Joha était considéré, de notoriété publique, comme une sorte de simplet, et l’on s’attendait de sa part à toutes sortes d’excentricités.
Joha, qui était passeur sur un bateau, accueillit un jour un érudit qui l’interrogea, non sans malice, sur ses connaissances.
« As-tu appris mon ami un peu de grammaire, de mathématiques, de théologie… ? ».
À chaque fois que Joha répondait par la négative, le savant se désolait en lui rétorquant :
« Mon pauvre ami, la moitié de ta vie est perdue ! ».

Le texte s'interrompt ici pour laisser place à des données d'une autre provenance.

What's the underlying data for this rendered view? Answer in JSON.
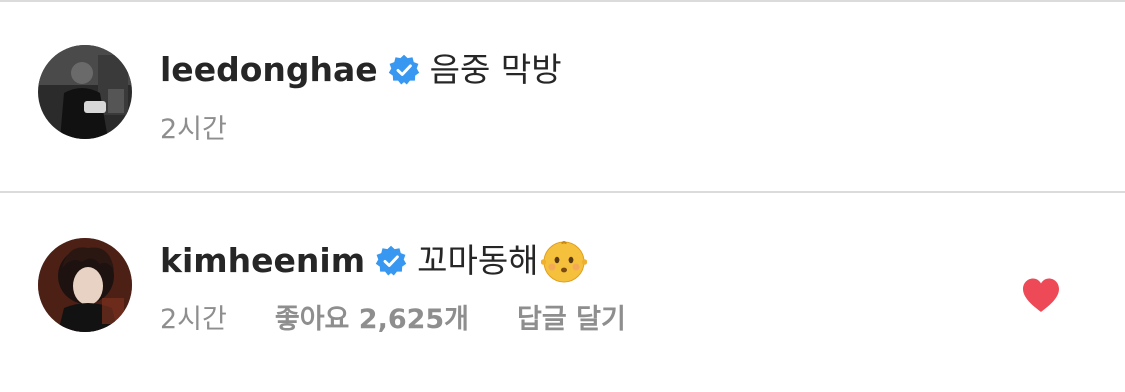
{
  "comments": [
    {
      "username": "leedonghae",
      "verified": true,
      "text": "음중 막방",
      "time": "2시간",
      "liked": false
    },
    {
      "username": "kimheenim",
      "verified": true,
      "text": "꼬마동해",
      "emoji": "baby-face",
      "time": "2시간",
      "likes": "좋아요 2,625개",
      "reply_label": "답글 달기",
      "liked": true
    }
  ],
  "colors": {
    "verified_badge": "#3897f0",
    "heart": "#ed4956",
    "meta_text": "#8e8e8e",
    "divider": "#dbdbdb"
  },
  "icons": {
    "verified": "verified-badge-icon",
    "like": "heart-icon",
    "emoji": "baby-face-emoji"
  }
}
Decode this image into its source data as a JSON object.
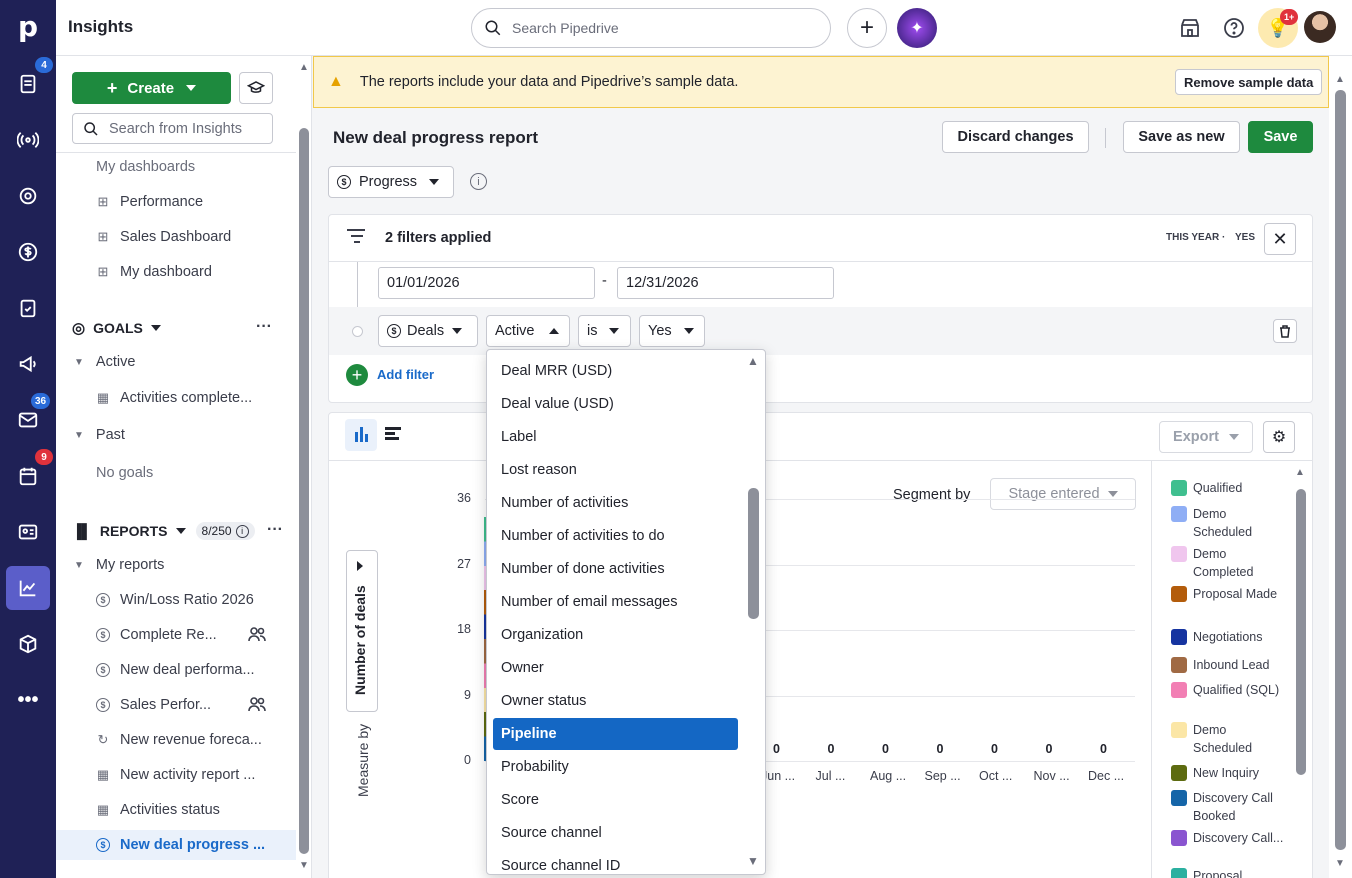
{
  "app": {
    "section_title": "Insights"
  },
  "rail": {
    "badges": {
      "leads": "4",
      "mail": "36",
      "calendar": "9"
    }
  },
  "topbar": {
    "search_placeholder": "Search Pipedrive",
    "notif_badge": "1+"
  },
  "sidebar": {
    "create_label": "Create",
    "search_placeholder": "Search from Insights",
    "dashboards_partial": "My dashboards",
    "dashboards": [
      "Performance",
      "Sales Dashboard",
      "My dashboard"
    ],
    "goals": {
      "title": "GOALS",
      "active_label": "Active",
      "active_items": [
        "Activities complete..."
      ],
      "past_label": "Past",
      "no_goals": "No goals"
    },
    "reports": {
      "title": "REPORTS",
      "count": "8/250",
      "my_reports_label": "My reports",
      "items": [
        {
          "label": "Win/Loss Ratio 2026",
          "icon": "dollar-icon",
          "shared": false
        },
        {
          "label": "Complete Re...",
          "icon": "dollar-icon",
          "shared": true
        },
        {
          "label": "New deal performa...",
          "icon": "dollar-icon",
          "shared": false
        },
        {
          "label": "Sales Perfor...",
          "icon": "dollar-icon",
          "shared": true
        },
        {
          "label": "New revenue foreca...",
          "icon": "forecast-icon",
          "shared": false
        },
        {
          "label": "New activity report ...",
          "icon": "calendar-icon",
          "shared": false
        },
        {
          "label": "Activities status",
          "icon": "calendar-icon",
          "shared": false
        },
        {
          "label": "New deal progress ...",
          "icon": "dollar-icon",
          "shared": false
        }
      ]
    }
  },
  "banner": {
    "text": "The reports include your data and Pipedrive’s sample data.",
    "button": "Remove sample data",
    "color": "#fdf3d2"
  },
  "report": {
    "title": "New deal progress report",
    "discard": "Discard changes",
    "save_as_new": "Save as new",
    "save": "Save",
    "type_label": "Progress"
  },
  "filters": {
    "summary": "2 filters applied",
    "tag_period": "THIS YEAR",
    "tag_value": "YES",
    "date_from": "01/01/2026",
    "date_to": "12/31/2026",
    "date_sep": "-",
    "entity": "Deals",
    "field": "Active",
    "operator": "is",
    "value": "Yes",
    "add_filter": "Add filter"
  },
  "dropdown": {
    "items": [
      "Deal MRR (USD)",
      "Deal value (USD)",
      "Label",
      "Lost reason",
      "Number of activities",
      "Number of activities to do",
      "Number of done activities",
      "Number of email messages",
      "Organization",
      "Owner",
      "Owner status",
      "Pipeline",
      "Probability",
      "Score",
      "Source channel",
      "Source channel ID"
    ],
    "selected": "Pipeline"
  },
  "chart_panel": {
    "export": "Export",
    "segment_by_label": "Segment by",
    "segment_by_value": "Stage entered",
    "measure_by_label": "Measure by",
    "measure_value": "Number of deals"
  },
  "chart_data": {
    "type": "bar",
    "ylabel": "Number of deals",
    "yticks": [
      0,
      9,
      18,
      27,
      36
    ],
    "ylim": [
      0,
      36
    ],
    "categories_visible": [
      "Jun ...",
      "Jul ...",
      "Aug ...",
      "Sep ...",
      "Oct ...",
      "Nov ...",
      "Dec ..."
    ],
    "values_visible": [
      0,
      0,
      0,
      0,
      0,
      0,
      0
    ],
    "legend": [
      {
        "name": "Qualified",
        "color": "#3fbf8f"
      },
      {
        "name": "Demo Scheduled",
        "color": "#8faef5"
      },
      {
        "name": "Demo Completed",
        "color": "#f0c6ee"
      },
      {
        "name": "Proposal Made",
        "color": "#b35c0b"
      },
      {
        "name": "Negotiations",
        "color": "#1634a0"
      },
      {
        "name": "Inbound Lead",
        "color": "#a06a44"
      },
      {
        "name": "Qualified (SQL)",
        "color": "#f27fb4"
      },
      {
        "name": "Demo Scheduled",
        "color": "#fbe6a6"
      },
      {
        "name": "New Inquiry",
        "color": "#5d6b10"
      },
      {
        "name": "Discovery Call Booked",
        "color": "#1565a8"
      },
      {
        "name": "Discovery Call...",
        "color": "#8a55d0"
      },
      {
        "name": "Proposal...",
        "color": "#2bb0a0"
      }
    ]
  }
}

Au milieu du parcours, Joha se rendi compte que le bateau prenait de l’eau et que celui-ci n’était pas loin de sombrer. Sur le point de sauter, Joha se tourna vers son hôte et l’interrogea à son tour :
« Et vous, savez-vous nager ? »
« Non », répondit l’érudit.
« Mon pauvre ami, là c’est votre vie entière qui est perdue ! ».
Moralité ?
De la Docte Ignorance ; c’est ainsi que parlait Nicolas de Cuse de ces savants théologiens du Moyen Âge, qui pouvaient discourir de nombre de sujets et cependant manquer de maturité spirituelle et de lucidité.
C’est toute la différence entre le savoir et l’expérience. Pour exprimer cela, les Soufis parlent de « Science Utile » ; celle qui nous permet de cheminer et d’évoluer humainement, de réagir de façon juste et fructueuse dans des situations concrètes, de trouver des solutions et de résoudre des conflits.
Bien plus que d’un savoir abstrait, il s’agit là d’une science de comportement issue de l’expérience, qu’elle soit pratique ou spirituelle. Ces deux aspects ne sont pas exclusifs, ils sont opposés ici pour mieux faire ressortir leurs différences. Mais une connaissance abstraite, trop prédominante, peut devenir un voile handicapant dans son illusion d’autosuffisance.
Le même parallèle peut se faire aujourd’hui avec la politique ; là où un hiatus ne cesse de s’agrandir, aux yeux de tous, entre le dire et le faire. Les uns et les autres entretenant l’illusion de l’expertise, par la seule maîtrise du discours.